ES DE NOCHE. De vez en cuando pasa un coche como un relámpago. La gota de agua sale del grifo del descansillo. Tu vecino está en silencio, quizá ausente o ya muerto. Estás tumbado, completamente vestido, en la cama, con las manos cruzadas tras la nuca, las rodillas en alto. Cierras los ojos, los abres. Formas virales, microbianas, en el interior de tu ojo o en la superficie de tu córnea se desvían lentamente de arriba abajo, desaparecen, vuelven de repente al centro, apenas cambiadas, discos o burbujas, briznas, filamentos torcidos cuyo ensamblaje dibuja una especie de animal casi fantástico. Pierdes su rastro, los vuelves a encontrar; te frotas los ojos y los filamentos explotan, se multiplican.
Pasa el tiempo, dormitas. Dejas el libro abierto a tu lado, sobre el banco. Todo es vago, tedioso. Tu respiración es sorprendentemente regular.

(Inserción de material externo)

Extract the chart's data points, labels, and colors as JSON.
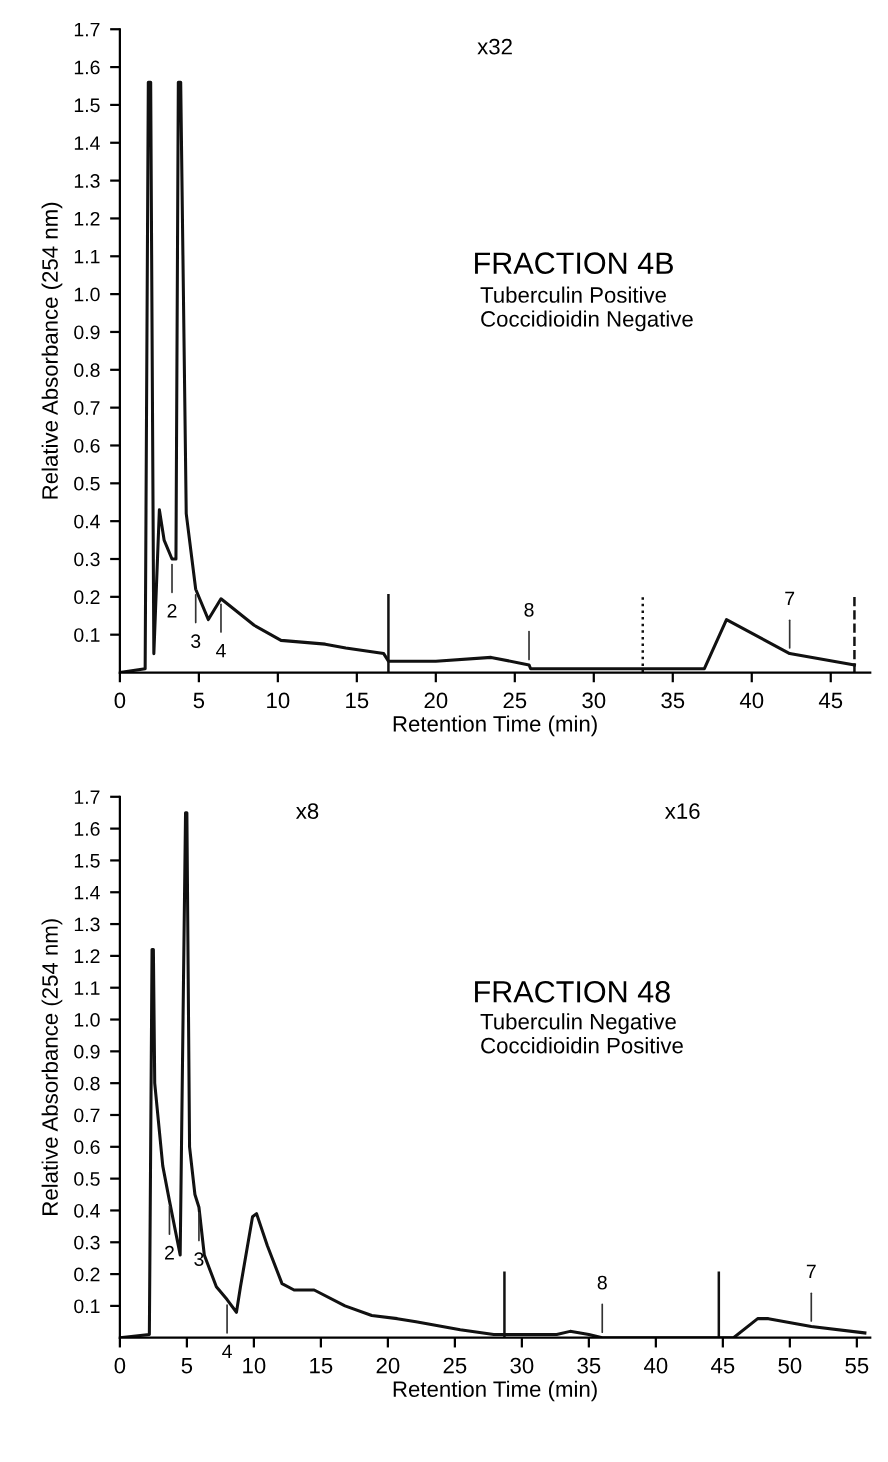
{
  "chart_data": [
    {
      "type": "line",
      "title": "FRACTION 4B",
      "subtitle": "Tuberculin Positive\nCoccidioidin Negative",
      "xlabel": "Retention Time (min)",
      "ylabel": "Relative Absorbance (254 nm)",
      "series": [
        {
          "color": "#111111",
          "x": [
            0,
            1.6,
            1.8,
            1.95,
            2.15,
            2.5,
            2.8,
            3.3,
            3.55,
            3.7,
            3.85,
            4.2,
            4.8,
            5.6,
            6.4,
            8.5,
            10.2,
            13,
            14.3,
            16.7,
            17,
            20,
            23.5,
            25.9,
            26,
            30,
            37,
            38.4,
            42.4,
            46.5
          ],
          "values": [
            0,
            0.01,
            1.56,
            1.56,
            0.05,
            0.43,
            0.35,
            0.3,
            0.3,
            1.56,
            1.56,
            0.42,
            0.22,
            0.14,
            0.195,
            0.125,
            0.085,
            0.075,
            0.065,
            0.05,
            0.03,
            0.03,
            0.04,
            0.02,
            0.01,
            0.01,
            0.01,
            0.14,
            0.05,
            0.02
          ]
        }
      ],
      "xlim": [
        0,
        47.5
      ],
      "ylim": [
        0,
        1.7
      ],
      "xticks": [
        0,
        5,
        10,
        15,
        20,
        25,
        30,
        35,
        40,
        45
      ],
      "yticks": [
        {
          "value": 0.1,
          "label": "0.1"
        },
        {
          "value": 0.2,
          "label": "0.2"
        },
        {
          "value": 0.3,
          "label": "0.3"
        },
        {
          "value": 0.4,
          "label": "0.4"
        },
        {
          "value": 0.5,
          "label": "0.5"
        },
        {
          "value": 0.6,
          "label": "0.6"
        },
        {
          "value": 0.7,
          "label": "0.7"
        },
        {
          "value": 0.8,
          "label": "0.8"
        },
        {
          "value": 0.9,
          "label": "0.9"
        },
        {
          "value": 1.0,
          "label": "1.0"
        },
        {
          "value": 1.1,
          "label": "1.1"
        },
        {
          "value": 1.2,
          "label": "1.2"
        },
        {
          "value": 1.3,
          "label": "1.3"
        },
        {
          "value": 1.4,
          "label": "1.4"
        },
        {
          "value": 1.5,
          "label": "1.5"
        },
        {
          "value": 1.6,
          "label": "1.6"
        },
        {
          "value": 1.7,
          "label": "1.7"
        }
      ],
      "ref_lines": [
        {
          "axis": "x",
          "value": 17,
          "line_style": "solid"
        },
        {
          "axis": "x",
          "value": 33.1,
          "line_style": "dotted"
        },
        {
          "axis": "x",
          "value": 46.5,
          "line_style": "dashed"
        }
      ],
      "annotations": [
        "x32",
        {
          "text": "2",
          "x": 3.3,
          "y": 0.3
        },
        {
          "text": "3",
          "x": 4.8,
          "y": 0.22
        },
        {
          "text": "4",
          "x": 6.4,
          "y": 0.195
        },
        {
          "text": "8",
          "x": 25.9,
          "y": 0.02
        },
        {
          "text": "7",
          "x": 42.4,
          "y": 0.05
        }
      ],
      "grid": false,
      "legend": false
    },
    {
      "type": "line",
      "title": "FRACTION 48",
      "subtitle": "Tuberculin Negative\nCoccidioidin Positive",
      "xlabel": "Retention Time (min)",
      "ylabel": "Relative Absorbance (254 nm)",
      "series": [
        {
          "color": "#111111",
          "x": [
            0,
            2.2,
            2.4,
            2.5,
            2.6,
            3.2,
            3.7,
            4.5,
            4.9,
            5.0,
            5.2,
            5.6,
            5.9,
            6.3,
            7.2,
            8.0,
            8.7,
            9.0,
            9.9,
            10.2,
            11,
            12.1,
            13,
            14.5,
            16.8,
            18.8,
            20.7,
            22.1,
            25.4,
            27.9,
            32.6,
            33.6,
            35,
            36,
            45.8,
            47.6,
            48.4,
            51.6,
            55.6
          ],
          "values": [
            0,
            0.01,
            1.22,
            1.22,
            0.8,
            0.54,
            0.43,
            0.26,
            1.65,
            1.65,
            0.6,
            0.45,
            0.41,
            0.26,
            0.16,
            0.12,
            0.08,
            0.16,
            0.38,
            0.39,
            0.29,
            0.17,
            0.15,
            0.15,
            0.1,
            0.07,
            0.06,
            0.05,
            0.025,
            0.01,
            0.01,
            0.02,
            0.01,
            0,
            0,
            0.06,
            0.06,
            0.035,
            0.015
          ]
        }
      ],
      "xlim": [
        0,
        56
      ],
      "ylim": [
        0,
        1.7
      ],
      "xticks": [
        0,
        5,
        10,
        15,
        20,
        25,
        30,
        35,
        40,
        45,
        50,
        55
      ],
      "yticks": [
        {
          "value": 0.1,
          "label": "0.1"
        },
        {
          "value": 0.2,
          "label": "0.2"
        },
        {
          "value": 0.3,
          "label": "0.3"
        },
        {
          "value": 0.4,
          "label": "0.4"
        },
        {
          "value": 0.5,
          "label": "0.5"
        },
        {
          "value": 0.6,
          "label": "0.6"
        },
        {
          "value": 0.7,
          "label": "0.7"
        },
        {
          "value": 0.8,
          "label": "0.8"
        },
        {
          "value": 0.9,
          "label": "0.9"
        },
        {
          "value": 1.0,
          "label": "1.0"
        },
        {
          "value": 1.1,
          "label": "1.1"
        },
        {
          "value": 1.2,
          "label": "1.2"
        },
        {
          "value": 1.3,
          "label": "1.3"
        },
        {
          "value": 1.4,
          "label": "1.4"
        },
        {
          "value": 1.5,
          "label": "1.5"
        },
        {
          "value": 1.6,
          "label": "1.6"
        },
        {
          "value": 1.7,
          "label": "1.7"
        }
      ],
      "ref_lines": [
        {
          "axis": "x",
          "value": 28.7,
          "line_style": "solid"
        },
        {
          "axis": "x",
          "value": 44.7,
          "line_style": "solid"
        }
      ],
      "annotations": [
        "x8",
        "x16",
        {
          "text": "2",
          "x": 3.7,
          "y": 0.43
        },
        {
          "text": "3",
          "x": 5.9,
          "y": 0.41
        },
        {
          "text": "4",
          "x": 8.0,
          "y": 0.12
        },
        {
          "text": "8",
          "x": 36,
          "y": 0
        },
        {
          "text": "7",
          "x": 51.6,
          "y": 0.035
        }
      ],
      "grid": false,
      "legend": false
    }
  ]
}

Un bichito negro que parece irreal abre una brecha insospechada en el laberinto de las grietas del techo.
Vagas por las calles, de noche, de día. Entras en los cines de barrio donde flota el olor incisivo del desinfectante, comes bocadillos en barras de bar, patatas fritas en cucurucho, recorres las verbenas, juegas al billar eléctrico, vas a los museos, a los mercados, a las estaciones, a las bibliotecas públicas, miras los escaparates de los anticuarios de la rue Jacob, de las cristalerías de la rue du Paradis, de las tiendas de muebles del faubourg Saint-Antoine.
A lo largo de las horas, los días, las semanas, las estaciones, te vas desprendiendo de todo, desvinculando de todo. Descubres, a veces casi con una especie de embriaguez, que eres libre, que nada te pesa, ni te gusta ni te disgusta. Encuentras, en esta vida sin desgaste y sin otro estremecimiento que esos instantes suspendidos que te procuran las cartas o ciertos ruidos, ciertos espectáculos que te proporcionas, un bienestar casi perfecto, fascinante, a veces henchido de emociones nuevas. Experimentas un reposo total, estás, en cada momento, resguardado, protegido. Vives en un paréntesis venturoso, en un vacío lleno de promesas del que no esperas nada. Eres invisible, límpido, transparente. Ya no existes: a la sucesión de las horas, a la sucesión de los días, al paso de las estaciones, al fluir del tiempo sobrevives, sin alegría ni tristeza, sin porvenir ni pasado, así, simple y obviamente, como una gota de agua que salpica en el grifo de un descansillo, como seis calcetines en remojo en un barreño de plástico rosa, como una mosca o como una ostra, como una vaca, como un caracol, como un niño o como un viejo, como una rata.